Justus Rosemond took part in a drug deal where either he or another participant fired a gun. Federal prosecutors charged everybody involved in the deal with shooting the weapon, and their theory was either that Rosemond himself shot the weapon, or that he “aided and abetted” the shooter. That’s crucial because an aider and abettor is just as responsible as the actual shooter, and would get the same mandatory additional 5 or 7 years tacked on to a sentence.
The trial judge told the jury that Rosemond was guilty of aiding and abetting the gun crime if he (1) “knew his cohort used a firearm in the drug trafficking crime” and (2) “knowingly and actively participated in the drug trafficking crime.” The second alternative was crucial, because a jury could then find Mr. Rosemond guilty of the shooting merely by finding that he wanted to be part of the drug crime, regardless of whether Rosemond had any knowledge of or intention that a gun would be part of the deal.

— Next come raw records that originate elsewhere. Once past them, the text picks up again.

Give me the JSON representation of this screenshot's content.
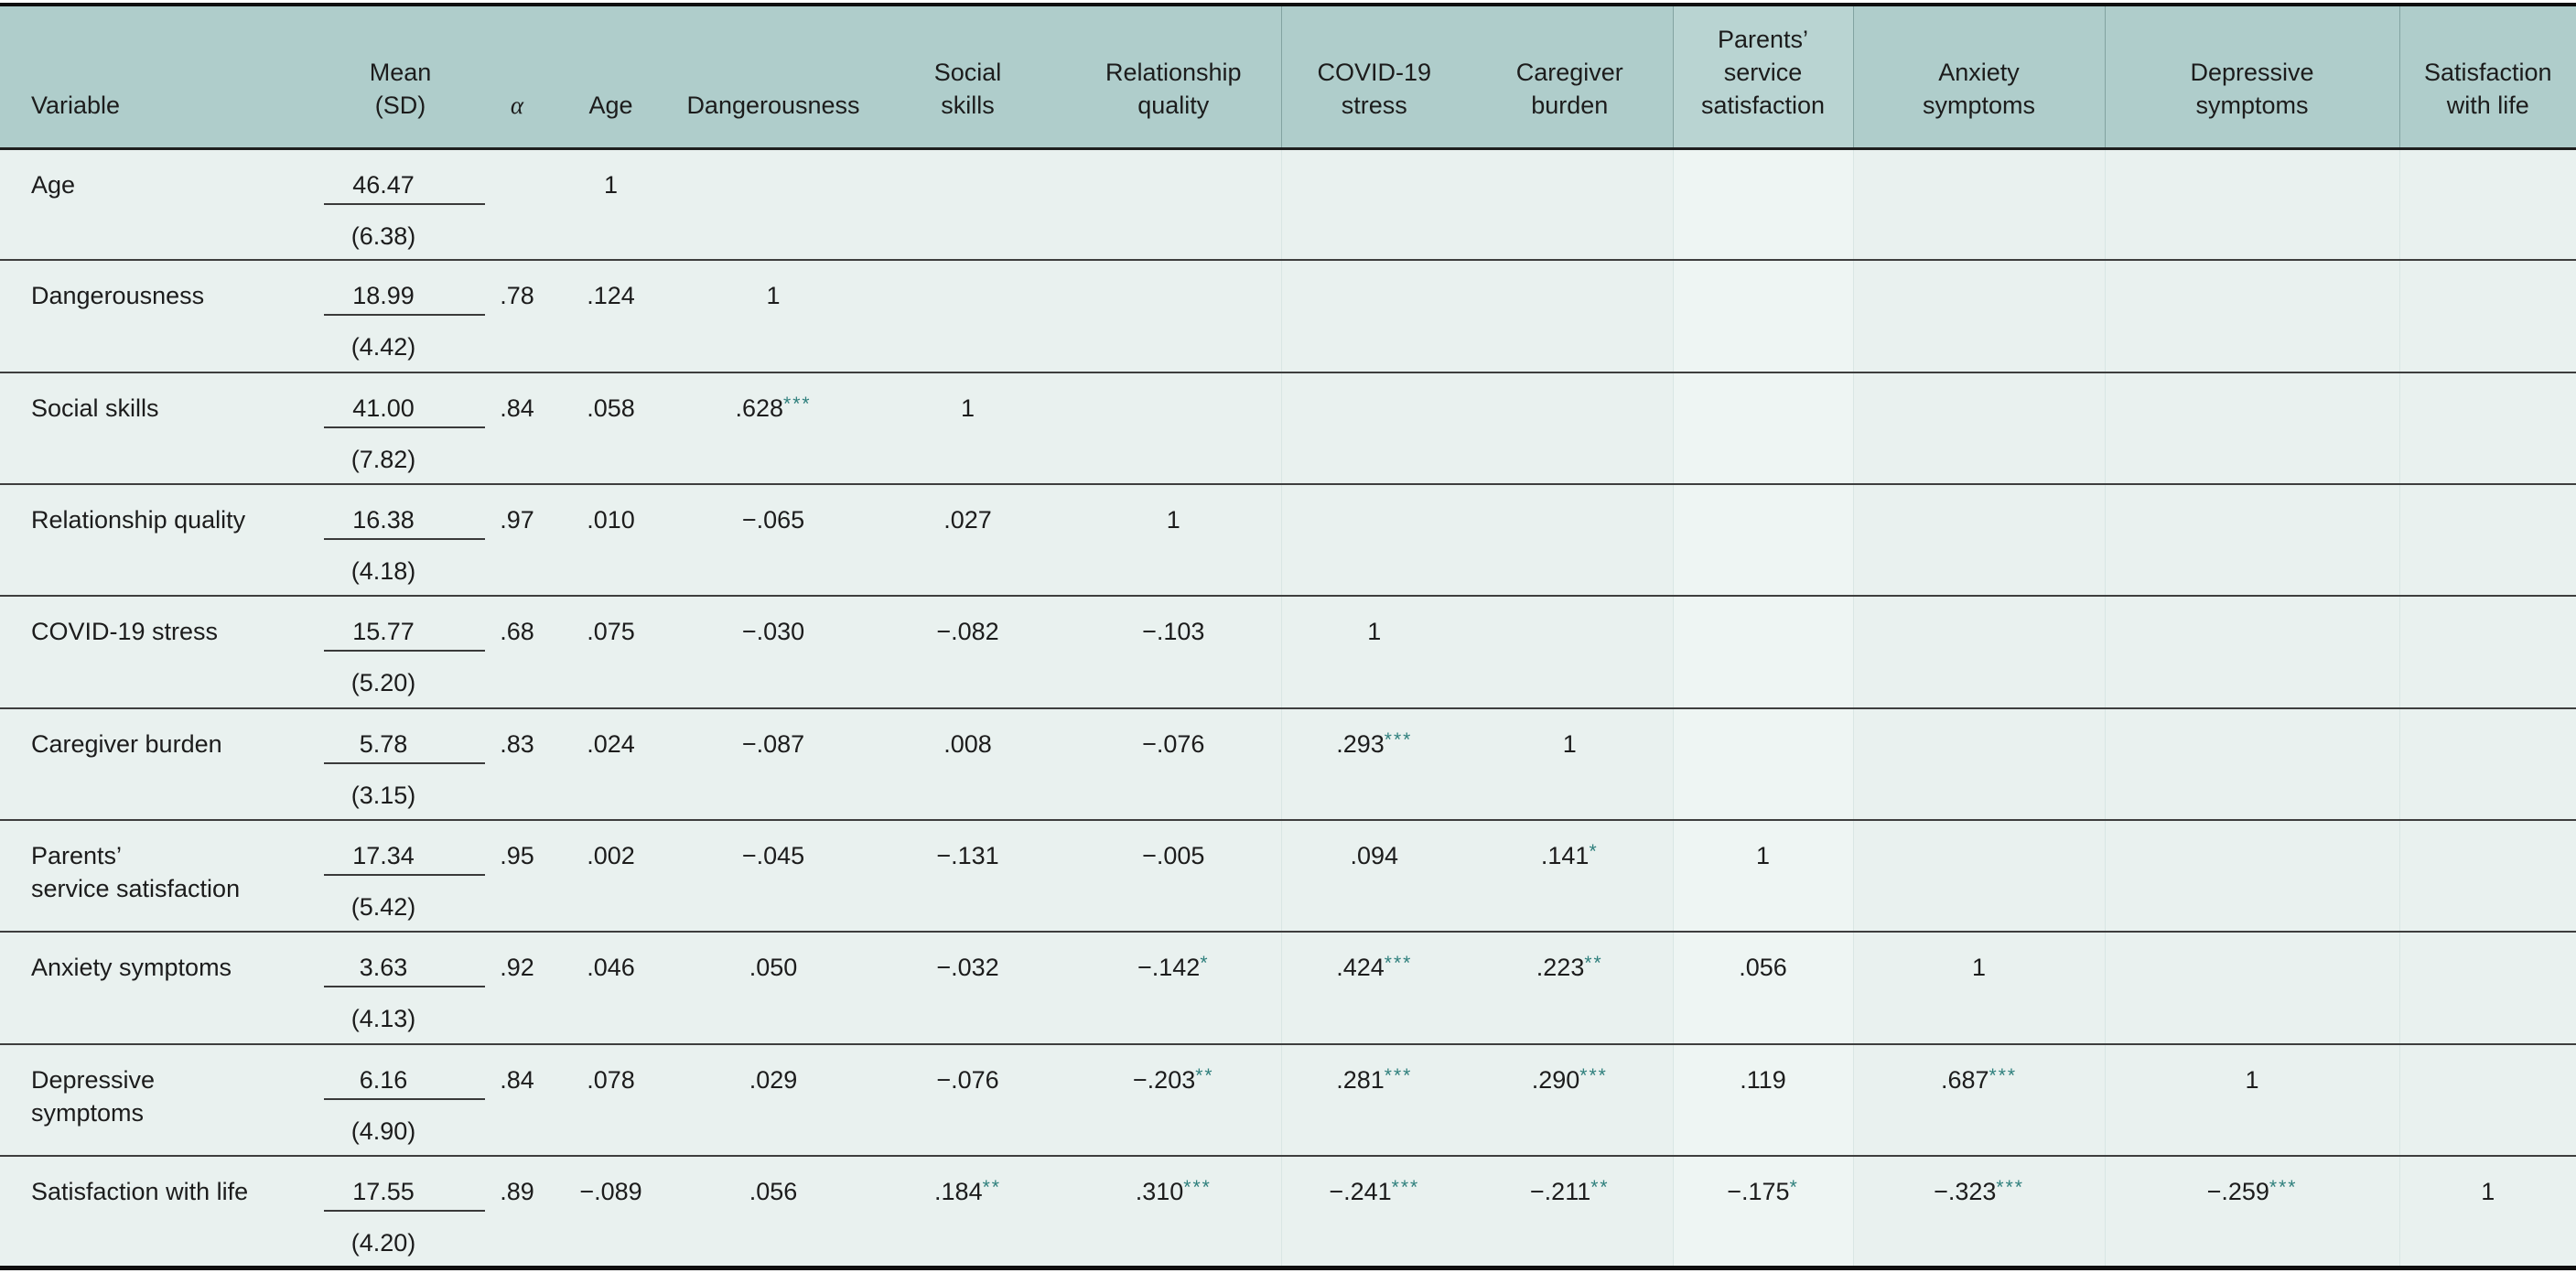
{
  "table": {
    "columns": [
      {
        "key": "variable",
        "label": "Variable"
      },
      {
        "key": "mean_sd",
        "label": "Mean\n(SD)"
      },
      {
        "key": "alpha",
        "label": "α"
      },
      {
        "key": "age",
        "label": "Age"
      },
      {
        "key": "dangerousness",
        "label": "Dangerousness"
      },
      {
        "key": "social_skills",
        "label": "Social\nskills"
      },
      {
        "key": "relationship_quality",
        "label": "Relationship\nquality"
      },
      {
        "key": "covid19_stress",
        "label": "COVID-19\nstress"
      },
      {
        "key": "caregiver_burden",
        "label": "Caregiver\nburden"
      },
      {
        "key": "parents_service_satisfaction",
        "label": "Parents’\nservice\nsatisfaction"
      },
      {
        "key": "anxiety_symptoms",
        "label": "Anxiety\nsymptoms"
      },
      {
        "key": "depressive_symptoms",
        "label": "Depressive\nsymptoms"
      },
      {
        "key": "satisfaction_with_life",
        "label": "Satisfaction\nwith life"
      }
    ],
    "rows": [
      {
        "label": "Age",
        "mean": "46.47",
        "sd": "(6.38)",
        "alpha": "",
        "corr": [
          "1"
        ]
      },
      {
        "label": "Dangerousness",
        "mean": "18.99",
        "sd": "(4.42)",
        "alpha": ".78",
        "corr": [
          ".124",
          "1"
        ]
      },
      {
        "label": "Social skills",
        "mean": "41.00",
        "sd": "(7.82)",
        "alpha": ".84",
        "corr": [
          ".058",
          ".628***",
          "1"
        ]
      },
      {
        "label": "Relationship quality",
        "mean": "16.38",
        "sd": "(4.18)",
        "alpha": ".97",
        "corr": [
          ".010",
          "−.065",
          ".027",
          "1"
        ]
      },
      {
        "label": "COVID-19 stress",
        "mean": "15.77",
        "sd": "(5.20)",
        "alpha": ".68",
        "corr": [
          ".075",
          "−.030",
          "−.082",
          "−.103",
          "1"
        ]
      },
      {
        "label": "Caregiver burden",
        "mean": "5.78",
        "sd": "(3.15)",
        "alpha": ".83",
        "corr": [
          ".024",
          "−.087",
          ".008",
          "−.076",
          ".293***",
          "1"
        ]
      },
      {
        "label": "Parents’\nservice satisfaction",
        "mean": "17.34",
        "sd": "(5.42)",
        "alpha": ".95",
        "corr": [
          ".002",
          "−.045",
          "−.131",
          "−.005",
          ".094",
          ".141*",
          "1"
        ]
      },
      {
        "label": "Anxiety symptoms",
        "mean": "3.63",
        "sd": "(4.13)",
        "alpha": ".92",
        "corr": [
          ".046",
          ".050",
          "−.032",
          "−.142*",
          ".424***",
          ".223**",
          ".056",
          "1"
        ]
      },
      {
        "label": "Depressive\nsymptoms",
        "mean": "6.16",
        "sd": "(4.90)",
        "alpha": ".84",
        "corr": [
          ".078",
          ".029",
          "−.076",
          "−.203**",
          ".281***",
          ".290***",
          ".119",
          ".687***",
          "1"
        ]
      },
      {
        "label": "Satisfaction with life",
        "mean": "17.55",
        "sd": "(4.20)",
        "alpha": ".89",
        "corr": [
          "−.089",
          ".056",
          ".184**",
          ".310***",
          "−.241***",
          "−.211**",
          "−.175*",
          "−.323***",
          "−.259***",
          "1"
        ]
      }
    ],
    "colors": {
      "header_bg": "#afcdcb",
      "header_bg_light_band": "#b9d4d2",
      "body_bg": "#e9f1ef",
      "body_bg_light_band": "#eef5f3",
      "significance_asterisk": "#2e7f7c",
      "text": "#1c1c1c"
    }
  }
}
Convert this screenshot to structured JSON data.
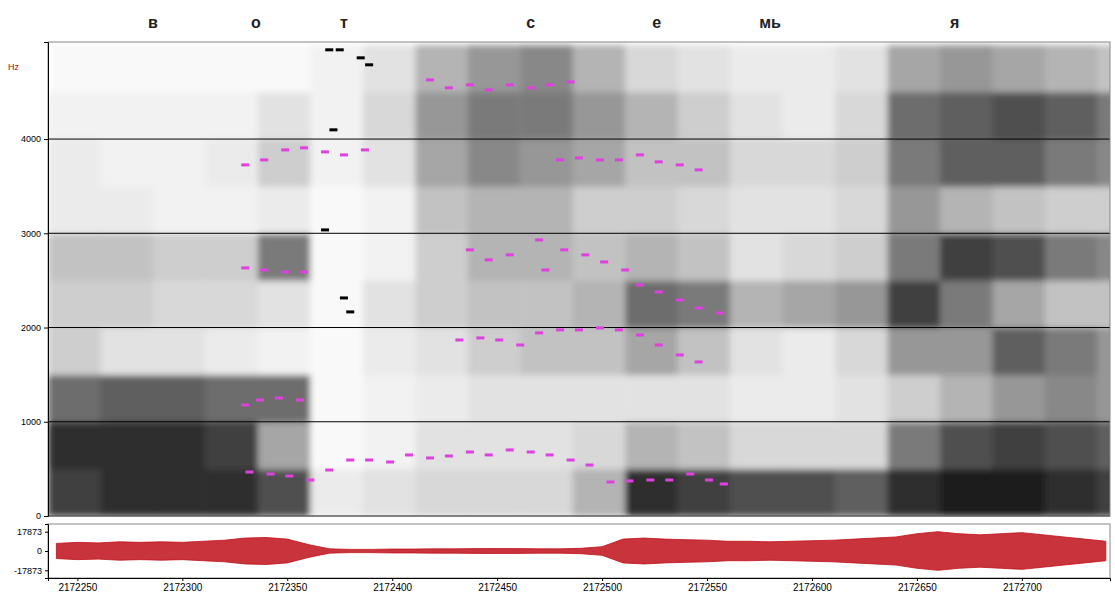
{
  "chart_data": {
    "type": "spectrogram",
    "y_label": "Hz",
    "xlim": [
      2172236,
      2172742
    ],
    "xticks": [
      2172250,
      2172300,
      2172350,
      2172400,
      2172450,
      2172500,
      2172550,
      2172600,
      2172650,
      2172700
    ],
    "ylim": [
      0,
      5030
    ],
    "yticks": [
      0,
      1000,
      2000,
      3000,
      4000
    ],
    "grid": true,
    "segments": [
      {
        "label": "в",
        "x": 2172286
      },
      {
        "label": "о",
        "x": 2172335
      },
      {
        "label": "т",
        "x": 2172377
      },
      {
        "label": "с",
        "x": 2172466
      },
      {
        "label": "е",
        "x": 2172526
      },
      {
        "label": "мь",
        "x": 2172580
      },
      {
        "label": "я",
        "x": 2172668
      }
    ],
    "spectrogram": {
      "time_bins": [
        2172236,
        2172261,
        2172286,
        2172311,
        2172336,
        2172361,
        2172386,
        2172411,
        2172436,
        2172461,
        2172486,
        2172511,
        2172536,
        2172561,
        2172586,
        2172611,
        2172636,
        2172661,
        2172686,
        2172711,
        2172736,
        2172761
      ],
      "freq_bins": [
        0,
        500,
        1000,
        1500,
        2000,
        2500,
        3000,
        3500,
        4000,
        4500,
        5000
      ],
      "intensity": [
        [
          0.8,
          0.85,
          0.65,
          0.3,
          0.3,
          0.35,
          0.15,
          0.15,
          0.1,
          0.05
        ],
        [
          0.85,
          0.85,
          0.7,
          0.2,
          0.3,
          0.35,
          0.15,
          0.1,
          0.1,
          0.05
        ],
        [
          0.85,
          0.85,
          0.7,
          0.2,
          0.25,
          0.3,
          0.1,
          0.1,
          0.1,
          0.05
        ],
        [
          0.85,
          0.8,
          0.65,
          0.15,
          0.25,
          0.3,
          0.1,
          0.15,
          0.1,
          0.05
        ],
        [
          0.75,
          0.45,
          0.65,
          0.1,
          0.2,
          0.6,
          0.15,
          0.3,
          0.2,
          0.05
        ],
        [
          0.15,
          0.05,
          0.05,
          0.05,
          0.05,
          0.05,
          0.05,
          0.1,
          0.1,
          0.1
        ],
        [
          0.2,
          0.1,
          0.1,
          0.15,
          0.2,
          0.1,
          0.1,
          0.2,
          0.25,
          0.2
        ],
        [
          0.25,
          0.2,
          0.15,
          0.2,
          0.3,
          0.3,
          0.35,
          0.45,
          0.5,
          0.4
        ],
        [
          0.25,
          0.2,
          0.2,
          0.3,
          0.35,
          0.4,
          0.4,
          0.55,
          0.6,
          0.5
        ],
        [
          0.25,
          0.2,
          0.2,
          0.35,
          0.35,
          0.4,
          0.4,
          0.5,
          0.6,
          0.55
        ],
        [
          0.4,
          0.25,
          0.2,
          0.35,
          0.4,
          0.35,
          0.3,
          0.45,
          0.5,
          0.4
        ],
        [
          0.85,
          0.4,
          0.2,
          0.45,
          0.65,
          0.4,
          0.3,
          0.35,
          0.4,
          0.25
        ],
        [
          0.8,
          0.35,
          0.2,
          0.35,
          0.6,
          0.35,
          0.25,
          0.35,
          0.3,
          0.2
        ],
        [
          0.75,
          0.25,
          0.15,
          0.2,
          0.4,
          0.2,
          0.2,
          0.25,
          0.2,
          0.15
        ],
        [
          0.75,
          0.25,
          0.15,
          0.15,
          0.45,
          0.25,
          0.2,
          0.25,
          0.15,
          0.15
        ],
        [
          0.7,
          0.25,
          0.2,
          0.25,
          0.5,
          0.3,
          0.25,
          0.3,
          0.25,
          0.2
        ],
        [
          0.85,
          0.6,
          0.3,
          0.5,
          0.8,
          0.6,
          0.5,
          0.6,
          0.65,
          0.45
        ],
        [
          0.9,
          0.75,
          0.4,
          0.5,
          0.6,
          0.8,
          0.4,
          0.7,
          0.7,
          0.5
        ],
        [
          0.9,
          0.8,
          0.5,
          0.7,
          0.45,
          0.75,
          0.35,
          0.7,
          0.75,
          0.45
        ],
        [
          0.85,
          0.75,
          0.55,
          0.6,
          0.35,
          0.6,
          0.3,
          0.6,
          0.7,
          0.4
        ],
        [
          0.8,
          0.7,
          0.5,
          0.5,
          0.35,
          0.55,
          0.3,
          0.55,
          0.6,
          0.35
        ]
      ]
    },
    "series": [
      {
        "color": "#e040e0",
        "marker": "dash",
        "x": [
          2172332,
          2172342,
          2172351,
          2172361,
          2172370,
          2172380,
          2172389,
          2172399,
          2172408,
          2172418,
          2172427,
          2172437,
          2172446,
          2172456,
          2172466,
          2172475,
          2172485,
          2172494,
          2172504,
          2172513,
          2172523,
          2172532,
          2172542,
          2172551,
          2172558
        ],
        "values": [
          467,
          446,
          425,
          382,
          488,
          594,
          594,
          573,
          648,
          616,
          637,
          679,
          648,
          701,
          679,
          648,
          594,
          541,
          361,
          372,
          382,
          382,
          446,
          382,
          340
        ]
      },
      {
        "color": "#e040e0",
        "marker": "dash",
        "x": [
          2172330,
          2172337,
          2172346,
          2172356
        ],
        "values": [
          1178,
          1231,
          1252,
          1231
        ]
      },
      {
        "color": "#e040e0",
        "marker": "dash",
        "x": [
          2172432,
          2172442,
          2172451,
          2172461,
          2172470,
          2172480,
          2172489,
          2172499,
          2172508,
          2172518,
          2172527,
          2172537,
          2172546
        ],
        "values": [
          1868,
          1890,
          1868,
          1815,
          1943,
          1975,
          1975,
          1996,
          1975,
          1921,
          1815,
          1709,
          1635
        ]
      },
      {
        "color": "#e040e0",
        "marker": "dash",
        "x": [
          2172330,
          2172339,
          2172349,
          2172358
        ],
        "values": [
          2633,
          2611,
          2590,
          2590
        ]
      },
      {
        "color": "#e040e0",
        "marker": "dash",
        "x": [
          2172473,
          2172482,
          2172492,
          2172501,
          2172511,
          2172518,
          2172527,
          2172537,
          2172546,
          2172556
        ],
        "values": [
          2611,
          2824,
          2771,
          2696,
          2611,
          2452,
          2378,
          2293,
          2208,
          2155
        ]
      },
      {
        "color": "#e040e0",
        "marker": "dash",
        "x": [
          2172330,
          2172339,
          2172349,
          2172358,
          2172368,
          2172377,
          2172387
        ],
        "values": [
          3726,
          3779,
          3885,
          3907,
          3864,
          3832,
          3885
        ]
      },
      {
        "color": "#e040e0",
        "marker": "dash",
        "x": [
          2172480,
          2172489,
          2172499,
          2172508,
          2172518,
          2172527,
          2172537,
          2172546
        ],
        "values": [
          3779,
          3800,
          3779,
          3779,
          3832,
          3758,
          3726,
          3673
        ]
      },
      {
        "color": "#e040e0",
        "marker": "dash",
        "x": [
          2172418,
          2172427,
          2172437,
          2172446,
          2172456,
          2172466,
          2172475,
          2172485
        ],
        "values": [
          4628,
          4544,
          4575,
          4522,
          4575,
          4544,
          4575,
          4607
        ]
      },
      {
        "color": "#e040e0",
        "marker": "dash",
        "x": [
          2172437,
          2172446,
          2172456,
          2172470
        ],
        "values": [
          2824,
          2718,
          2771,
          2930
        ]
      },
      {
        "color": "#000000",
        "marker": "dash",
        "x": [
          2172370,
          2172375,
          2172385,
          2172389,
          2172372,
          2172368,
          2172377,
          2172380
        ],
        "values": [
          4947,
          4947,
          4862,
          4788,
          4098,
          3036,
          2314,
          2166
        ]
      }
    ],
    "waveform": {
      "color": "#c0101a",
      "ylim": [
        -25000,
        25000
      ],
      "yticks": [
        17873,
        0,
        -17873
      ],
      "x": [
        2172240,
        2172250,
        2172260,
        2172270,
        2172280,
        2172290,
        2172300,
        2172310,
        2172320,
        2172330,
        2172340,
        2172350,
        2172360,
        2172370,
        2172380,
        2172390,
        2172400,
        2172410,
        2172420,
        2172430,
        2172440,
        2172450,
        2172460,
        2172470,
        2172480,
        2172490,
        2172500,
        2172510,
        2172520,
        2172530,
        2172540,
        2172550,
        2172560,
        2172570,
        2172580,
        2172590,
        2172600,
        2172610,
        2172620,
        2172630,
        2172640,
        2172650,
        2172660,
        2172670,
        2172680,
        2172690,
        2172700,
        2172710,
        2172720,
        2172730,
        2172740
      ],
      "values": [
        7000,
        8000,
        7500,
        8500,
        8000,
        8500,
        8000,
        9000,
        10000,
        12000,
        12500,
        11000,
        6000,
        2000,
        1500,
        1500,
        1800,
        1800,
        2000,
        2000,
        2200,
        2300,
        2200,
        2000,
        2000,
        2500,
        4000,
        11000,
        12000,
        11000,
        10500,
        10000,
        9000,
        9000,
        8500,
        9000,
        9500,
        10000,
        11000,
        12000,
        13000,
        16000,
        17873,
        16000,
        15000,
        16000,
        17000,
        15000,
        13000,
        11000,
        9000
      ]
    }
  }
}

In reversing his conviction, the Supreme Court sort of cut the baby in half. They rejected the idea that an aider and abettor had to have exactly the same “intent” as the shooter. However, they also ruled that there must be proof that when a defendant aids and abets a gun violation prosecutors must prove that the defendant actively participated in the underlying drug trafficking or violent crime with advance knowledge that a confederate would use or carry a gun during the crime’s commission. An active participant in a drug transaction has the intent needed to aid and abet a gun violation when he knows that one of his confederates will carry a gun. This must be advance knowledge-meaning, knowledge at a time when the accomplice has a reasonable opportunity to walk away.
As noted above, the trial judge did not tell the jury that Rosemond needed to know in advance that one of his cohorts would be armed before he could be held accountable under aiding and abetting liability. Instead, the judge merely told the jury to consider whether Rosemond “knew his cohort used a firearm,” and the trial judge did not direct the jury to determine when Rosemond found about the other person’s gun. As a result, they reversed his case and sent it back to the court of appeals for more consideration.
As I mentioned in my earlier post on this issue, this is precisely the same issue I won 20 years ago. In that case, I was able to shave off 20 years from my client’s sentence. Let’s hope that other attorneys can use this recent ruling to help their clients if the situation fits the facts.